The original Nov. 28 article was about national parks that served as reminders of America's history on race relations and civil rights.
Two of the California sites included former internment camps where Japanese-Americans were forcibly held and isolated during World War II.
Then came the responses.
The paper published two reader reactions to that story in the "Letters to the Editor" section.
As the U.S. was putting families into the internment housing and feeding them, the Japanese were slaughtering Filipinos by the tens of thousands and U.S. soldiers after hideous torture.
War is evil, but I would have much rather been interned by the U.S. in California than by the Japanese in their captured lands.
– Dick Venn
Meanwhile, another wrote:
Virtually everyone in the U.S. was assigned jobs to help the war effort. The Japanese were assigned the job of staying out of the way and not causing complications. Millions of Americans were assigned far worse jobs. Hundreds of thousands were wounded or died.
The interned Japanese were housed, fed, protected and cared for. Many who now complain would not even be alive if the internment had not been done.
– Steve Hawes, Sunland
The backlash was almost immediate.
"Slaves were also housed and fed, but nobody would argue that slavery was a good thing," said Koji Sakai, former vice president of programming at the Japanese American National Museum.
"Get out of here with that s**t," posted Phil Yu on his blog Angry Asian Man. "There is no other side of this history. The wartime incarceration of Japanese Americans is widely and officially acknowledged as one of the most egregious civil rights violations in our nation's history."
The U.S. government is very clear on the subject, too—in 1988, it officially apologized to Japanese-Americans and gave each surviving internee $20,000 in reparations, calling the camps a "grave injustice."
"The Japanese-Americans' civil rights were taken away from them, they lost everything. Including my family: they lost their house, they their property and they lost many years of their lives," said Sakai. "For a lot of Japanese-Americans, we righted a historic wrong, and now we're retrying these moments in history."

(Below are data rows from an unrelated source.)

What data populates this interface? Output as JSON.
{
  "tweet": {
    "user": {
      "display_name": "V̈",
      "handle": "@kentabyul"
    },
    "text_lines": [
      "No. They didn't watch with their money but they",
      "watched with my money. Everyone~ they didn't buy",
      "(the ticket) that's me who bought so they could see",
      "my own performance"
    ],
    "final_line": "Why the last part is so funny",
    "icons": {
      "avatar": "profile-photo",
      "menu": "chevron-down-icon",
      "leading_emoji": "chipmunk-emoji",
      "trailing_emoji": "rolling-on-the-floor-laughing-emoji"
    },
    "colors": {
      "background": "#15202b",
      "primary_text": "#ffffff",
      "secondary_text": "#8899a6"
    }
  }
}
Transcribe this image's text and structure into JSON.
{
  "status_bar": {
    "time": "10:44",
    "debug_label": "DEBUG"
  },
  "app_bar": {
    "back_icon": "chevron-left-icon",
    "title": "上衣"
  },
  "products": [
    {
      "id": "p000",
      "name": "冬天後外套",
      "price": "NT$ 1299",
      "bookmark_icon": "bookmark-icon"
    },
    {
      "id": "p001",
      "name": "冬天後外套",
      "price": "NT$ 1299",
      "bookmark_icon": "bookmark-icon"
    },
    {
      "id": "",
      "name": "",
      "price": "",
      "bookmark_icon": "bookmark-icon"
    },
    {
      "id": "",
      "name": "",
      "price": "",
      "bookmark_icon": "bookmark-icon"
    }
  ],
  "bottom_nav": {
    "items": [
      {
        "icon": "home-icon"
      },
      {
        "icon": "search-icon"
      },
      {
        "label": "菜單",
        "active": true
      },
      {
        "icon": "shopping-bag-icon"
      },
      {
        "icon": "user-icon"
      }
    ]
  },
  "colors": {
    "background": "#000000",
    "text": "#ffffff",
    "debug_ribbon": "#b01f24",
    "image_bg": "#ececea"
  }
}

The Times declined to be interviewed by KPCC about this but did address the controversy on its own site, saying, "Davan Maharaj, editor-in-chief and publisher of The Times, said the letters did not meet the newspaper’s standards for 'civil, fact-based discourse' and should not have been published."
Sakai agrees: while a Letters to the Editor section is where open conversations can happen, he argues the Times should have curated it better to only allow in comments rooted in facts.
"It was full of historical inaccuracies," he says.
But he's especially worried that people will walk away thinking that a community can be okay with internment camps because he's seen that idea popping up recently.
"Within the last year, with all the rhetoric around the presidential election on both sides of the aisle, people said, 'Maybe we should lock up Muslim-Americans.' People have been using the Japanese-American incarceration as a precedent," he said. "It's important that it doesn't happen to anybody else."